Great Britain, Women’s Royal Naval Service (WRNS), Reorganization before World War II

Reorganization of the British Women’s Royal Naval Service (WRNS) on the eve of World War II. The decision to reorganize the British WRNS, which had been disbanded after World War I, was made on November 22, 1938. Dame Katherine Furse, who had overseen the formation and direction of the WRNS in World War I, declined to accept the directorship. She deferred to youth, and Mrs. Vera Laugh ton Matthews was offered the post at the end of March 1939. Her deputy was E. M. (Angela) Goodenough, at that time the chief woman official at the admiralty.

Recruits were required to be British citizens with British-born parents. The age limits at first were from eighteen to forty-five but were later expanded to seventeen and a half to fifty. The first tasks allotted to the women were office work, motor transport, cooking, and general duties. Volunteers were accepted, trained, and put in uniform and service with the outbreak of the war.

The director was determined that women, given training, were capable of performing most shore duties. Objections were raised, but eventually the need for women prevailed. Numbers and job categories expanded dramatically with the demands of the war. By the end of 1940, there were 10,000 WRNS officers and ranks. Some of the new categories were radio technicians, aircraft mechanics, torpedo servicers and handlers, and harbor-boat crews. By the end of 1942, there were 1,801 WRNS officers and 36,554 ranks serving on the British islands and 952 officers and ranks serving overseas. By September 1944, there were 74,635 officers and ranks serving in 50 branches of duty with 90 job categories. In January 1941, the first WRNS were dispatched to Singapore. Eventually WRENS were stationed in South and East Africa, the Middle East, Australia, India, Ceylon, and Hong Kong.

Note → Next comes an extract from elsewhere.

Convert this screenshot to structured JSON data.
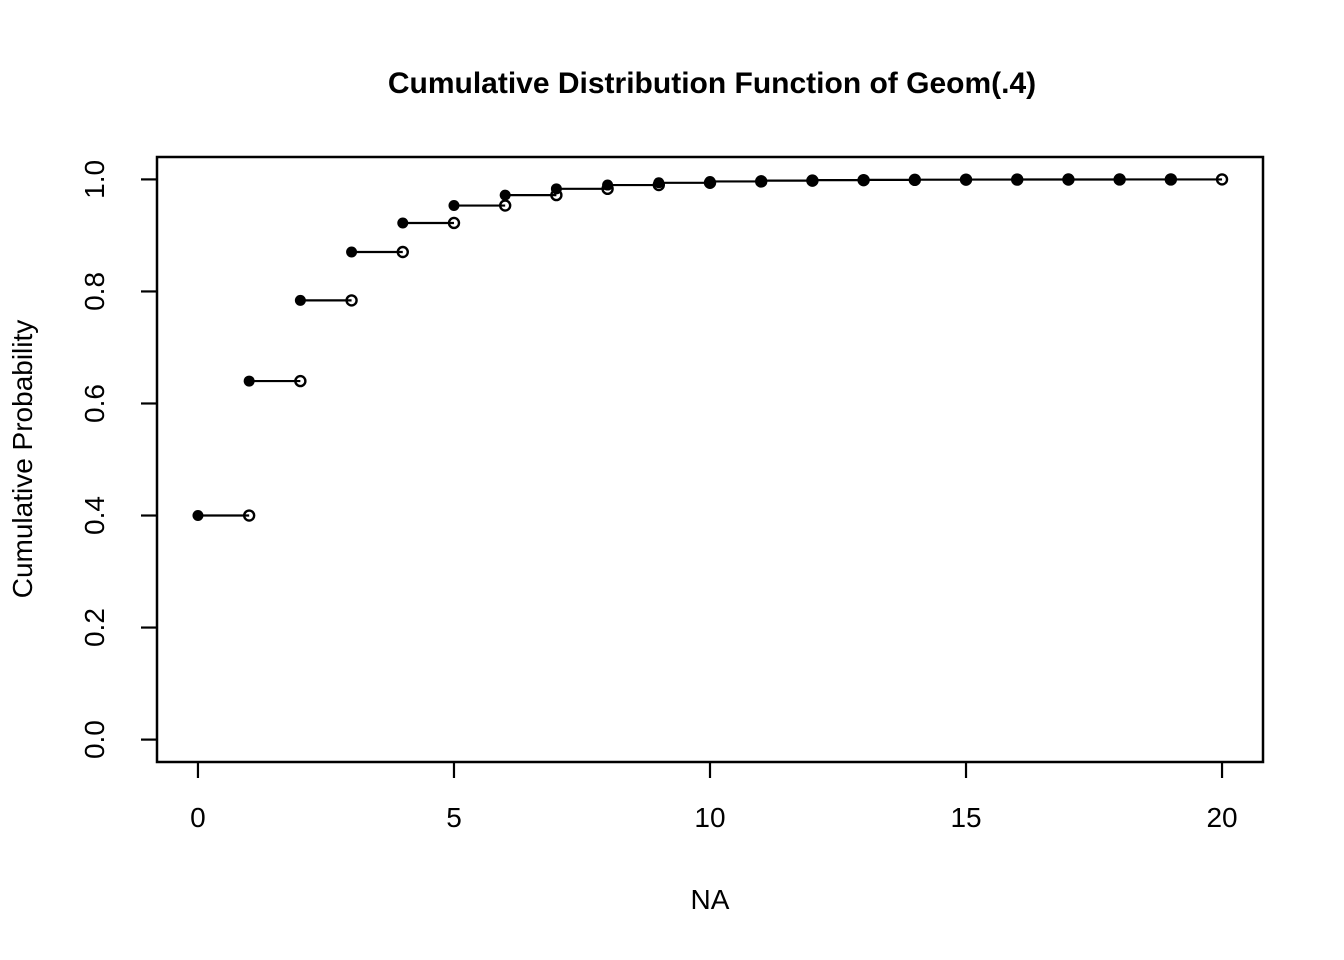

The WRNS had suffered their first wartime casualty in World War I when Josephine Carr was lost in the torpedoing of the mail steamer Leinster on the Irish Sea in October 1918. The first WRNS casualties of World War II were suffered on September 14, 1940, when 10 WRNS were killed when their boarding house at Lee on Solent in Northern Ireland was hit by a German bomb. The first WRNS contingent sent to Gibraltar was lost en route on August 19, 1941, when the SS Aguila was torpedoed. Twelve cipher officers, ten radio operators, and a nurse lost their lives. In December, forty WRNS successfully crossed the Mediterranean in the first convoy to cross the sea from Gibraltar through the Suez. After they transferred to another ship for Colombo, however, it was torpedoed, and thirty-eight WRNS were lost.

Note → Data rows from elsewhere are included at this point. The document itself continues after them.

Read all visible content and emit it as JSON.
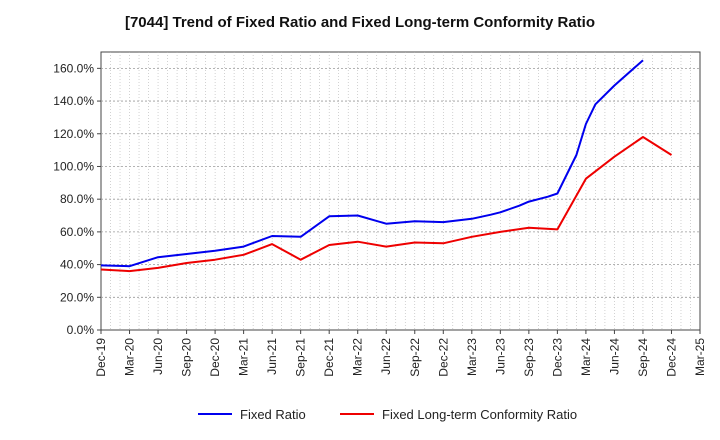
{
  "chart_data": {
    "type": "line",
    "title": "[7044]  Trend of Fixed Ratio and Fixed Long-term Conformity Ratio",
    "xlabel": "",
    "ylabel": "",
    "x_tick_labels": [
      "Dec-19",
      "Mar-20",
      "Jun-20",
      "Sep-20",
      "Dec-20",
      "Mar-21",
      "Jun-21",
      "Sep-21",
      "Dec-21",
      "Mar-22",
      "Jun-22",
      "Sep-22",
      "Dec-22",
      "Mar-23",
      "Jun-23",
      "Sep-23",
      "Dec-23",
      "Mar-24",
      "Jun-24",
      "Sep-24",
      "Dec-24",
      "Mar-25"
    ],
    "y_tick_labels": [
      "0.0%",
      "20.0%",
      "40.0%",
      "60.0%",
      "80.0%",
      "100.0%",
      "120.0%",
      "140.0%",
      "160.0%"
    ],
    "ylim": [
      0,
      170
    ],
    "y_ticks": [
      0,
      20,
      40,
      60,
      80,
      100,
      120,
      140,
      160
    ],
    "x_month_range": [
      0,
      63
    ],
    "grid": true,
    "legend_position": "bottom-center",
    "series": [
      {
        "name": "Fixed Ratio",
        "color": "#0000ee",
        "x": [
          "Dec-19",
          "Mar-20",
          "Jun-20",
          "Sep-20",
          "Dec-20",
          "Mar-21",
          "Jun-21",
          "Sep-21",
          "Dec-21",
          "Mar-22",
          "Jun-22",
          "Sep-22",
          "Dec-22",
          "Mar-23",
          "Jun-23",
          "Jun-23",
          "Sep-23",
          "Sep-23",
          "Dec-23",
          "Mar-24",
          "Mar-24",
          "Jun-24",
          "Sep-24",
          "Sep-24",
          "Dec-24"
        ],
        "months": [
          0,
          3,
          6,
          9,
          12,
          15,
          18,
          21,
          24,
          27,
          30,
          33,
          36,
          39,
          41,
          42,
          44,
          45,
          47,
          48,
          50,
          51,
          52,
          54,
          57
        ],
        "values": [
          39.5,
          39,
          44.5,
          46.5,
          48.5,
          51,
          57.5,
          57,
          69.5,
          70,
          65,
          66.5,
          66,
          68,
          70.5,
          72,
          76,
          78.5,
          81.5,
          83.5,
          107,
          126,
          138,
          149.5,
          165
        ]
      },
      {
        "name": "Fixed Long-term Conformity Ratio",
        "color": "#ee0000",
        "x": [
          "Dec-19",
          "Mar-20",
          "Jun-20",
          "Sep-20",
          "Dec-20",
          "Mar-21",
          "Jun-21",
          "Sep-21",
          "Dec-21",
          "Mar-22",
          "Jun-22",
          "Sep-22",
          "Dec-22",
          "Mar-23",
          "Jun-23",
          "Sep-23",
          "Dec-23",
          "Mar-24",
          "Jun-24",
          "Sep-24",
          "Dec-24"
        ],
        "months": [
          0,
          3,
          6,
          9,
          12,
          15,
          18,
          21,
          24,
          27,
          30,
          33,
          36,
          39,
          42,
          45,
          48,
          51,
          54,
          57,
          60
        ],
        "values": [
          37,
          36,
          38,
          41,
          43,
          46,
          52.5,
          43,
          52,
          54,
          51,
          53.5,
          53,
          57,
          60,
          62.5,
          61.5,
          92.5,
          106,
          118,
          107
        ]
      }
    ]
  }
}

After World War II, the WRNS was not disbanded as it had been after World War I. On February 1, 1946, the WRNS became part of the Royal Navy. In November 1946, Dame Vera Laughton Matthews, the director who had overseen the rebirth and the development of the service, was succeeded by Dame Jocelyn Woll-combe. In the 1970s, the WRNS came under the Naval Discipline Act, and the Queen’s Commission was given to WRNS officers. Closer integration of the WRNS with the Royal Navy continued in the 1980s. Women received the same training as men for shore support. Female personnel competed with their male counterparts for posts aboard ships in refit and for shore support for seagoing units, and during the Falk-lands War, WRNSs took over operations cells. Women also served at sea with helicopter units for brief postings and as part of Royal Marine postings to Northern Ireland.